L’iniziativa riveste notevole importanza nel quadro dei programmi che l’Osservatorio Faunistico Siciliano – Servizio XI  dell’Assessorato Agricoltura e Foreste promuove annualmente per la conservazione della fauna selvatica e per il miglioramento degli habitat.

Le sei tartarughe marine, trovate in diverse località siciliane (Siracusa, Ragusa, Palermo e Messina) sono state consegnate al Centro regionale recupero di Comiso, gestito dall’associazione onlus  Fondo Siciliano per la Natura, in quanto sofferenti per la presenza di ami nell’esofago e per occlusione intestinale provocata dall’ingestione di materiale inquinante.
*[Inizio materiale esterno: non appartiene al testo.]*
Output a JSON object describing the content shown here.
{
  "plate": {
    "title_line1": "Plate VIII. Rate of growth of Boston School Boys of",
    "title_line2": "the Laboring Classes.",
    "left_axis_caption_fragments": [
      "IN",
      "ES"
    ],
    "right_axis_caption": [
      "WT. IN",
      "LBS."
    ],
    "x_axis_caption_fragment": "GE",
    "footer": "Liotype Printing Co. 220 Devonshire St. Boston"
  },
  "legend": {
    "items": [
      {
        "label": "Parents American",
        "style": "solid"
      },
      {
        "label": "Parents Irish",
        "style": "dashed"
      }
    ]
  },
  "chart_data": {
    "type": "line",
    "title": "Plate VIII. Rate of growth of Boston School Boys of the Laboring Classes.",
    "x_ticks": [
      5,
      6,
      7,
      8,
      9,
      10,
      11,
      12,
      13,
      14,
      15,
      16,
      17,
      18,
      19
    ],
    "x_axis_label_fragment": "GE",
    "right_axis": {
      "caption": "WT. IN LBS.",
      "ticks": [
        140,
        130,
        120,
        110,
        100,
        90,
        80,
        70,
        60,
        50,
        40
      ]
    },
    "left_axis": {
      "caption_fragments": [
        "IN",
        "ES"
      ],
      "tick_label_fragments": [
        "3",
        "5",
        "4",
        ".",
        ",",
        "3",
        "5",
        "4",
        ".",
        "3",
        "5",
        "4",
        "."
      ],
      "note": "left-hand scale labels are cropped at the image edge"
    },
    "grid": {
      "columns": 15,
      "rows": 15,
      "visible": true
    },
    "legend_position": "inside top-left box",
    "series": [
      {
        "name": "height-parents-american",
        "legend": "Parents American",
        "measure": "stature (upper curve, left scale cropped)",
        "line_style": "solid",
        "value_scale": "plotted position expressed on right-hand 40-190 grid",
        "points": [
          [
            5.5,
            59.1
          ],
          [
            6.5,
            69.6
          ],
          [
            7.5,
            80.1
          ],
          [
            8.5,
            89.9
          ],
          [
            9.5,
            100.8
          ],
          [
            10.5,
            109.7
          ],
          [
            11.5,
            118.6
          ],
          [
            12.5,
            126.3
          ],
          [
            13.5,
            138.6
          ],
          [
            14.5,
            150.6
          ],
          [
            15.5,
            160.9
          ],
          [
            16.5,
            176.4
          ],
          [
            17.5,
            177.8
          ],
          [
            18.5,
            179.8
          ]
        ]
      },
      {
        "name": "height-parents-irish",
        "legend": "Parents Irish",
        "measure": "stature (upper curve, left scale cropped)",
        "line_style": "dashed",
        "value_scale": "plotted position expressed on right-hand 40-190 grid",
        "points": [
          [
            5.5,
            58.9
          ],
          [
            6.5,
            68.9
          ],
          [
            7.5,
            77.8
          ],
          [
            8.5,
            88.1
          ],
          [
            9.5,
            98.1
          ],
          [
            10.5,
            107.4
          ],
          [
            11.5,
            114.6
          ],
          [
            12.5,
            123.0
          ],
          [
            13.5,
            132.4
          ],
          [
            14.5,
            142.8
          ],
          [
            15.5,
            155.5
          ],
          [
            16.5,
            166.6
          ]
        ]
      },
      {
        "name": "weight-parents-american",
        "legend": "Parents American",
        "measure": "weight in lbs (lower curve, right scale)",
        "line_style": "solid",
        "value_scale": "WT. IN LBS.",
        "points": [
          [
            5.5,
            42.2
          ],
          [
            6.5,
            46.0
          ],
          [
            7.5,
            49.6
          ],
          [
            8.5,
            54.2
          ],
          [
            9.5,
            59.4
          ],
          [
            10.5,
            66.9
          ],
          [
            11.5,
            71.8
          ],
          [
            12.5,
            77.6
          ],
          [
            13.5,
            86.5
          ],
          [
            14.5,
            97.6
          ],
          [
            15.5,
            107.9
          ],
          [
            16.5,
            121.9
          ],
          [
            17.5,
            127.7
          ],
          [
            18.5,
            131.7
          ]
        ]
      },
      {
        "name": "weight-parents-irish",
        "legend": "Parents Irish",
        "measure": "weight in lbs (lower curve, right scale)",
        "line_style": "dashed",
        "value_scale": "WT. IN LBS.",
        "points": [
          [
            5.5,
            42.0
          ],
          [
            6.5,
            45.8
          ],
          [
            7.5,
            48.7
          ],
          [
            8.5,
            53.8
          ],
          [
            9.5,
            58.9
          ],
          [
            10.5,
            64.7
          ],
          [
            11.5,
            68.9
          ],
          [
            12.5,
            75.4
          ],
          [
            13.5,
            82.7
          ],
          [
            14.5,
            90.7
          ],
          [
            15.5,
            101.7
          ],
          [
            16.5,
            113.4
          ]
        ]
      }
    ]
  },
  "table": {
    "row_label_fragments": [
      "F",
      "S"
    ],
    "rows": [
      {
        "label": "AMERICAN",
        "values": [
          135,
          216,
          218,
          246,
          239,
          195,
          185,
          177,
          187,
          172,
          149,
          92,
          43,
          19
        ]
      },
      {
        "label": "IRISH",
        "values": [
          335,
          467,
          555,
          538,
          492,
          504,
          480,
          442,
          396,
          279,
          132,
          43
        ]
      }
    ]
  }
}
Dopo mesi di cure verranno finalmente liberate, previa marcatura con  apposite targhette di riconoscimento che in caso di ulteriore ritrovamento forniranno informazioni sui loro spostamenti.

La Tartaruga caretta è una specie particolarmente protetta, inclusa in numerose direttive internazionali e comunitarie  in quanto a rischio di estinzione; la sua progressiva rarefazione deriva dalla cattura accidentale nelle reti, dall’ingestione di strumenti da pesca  e soprattutto dalla scomparsa dei siti idonei alla deposizione delle uova a causa del degrado dei litorali. Le coste della regione siciliana rappresentano aree determinanti per la conservazione dell’intera popolazione italiana di questa specie. I più importanti e conosciuti siti di nidificazione si trovano nelle isole Pelagie, a Linosa e Lampedusa, dove quest’anno sono stati monitorati quattro nidi che hanno dato esiti positivi, e lungo il litorale sabbioso della costa meridionale della Sicilia.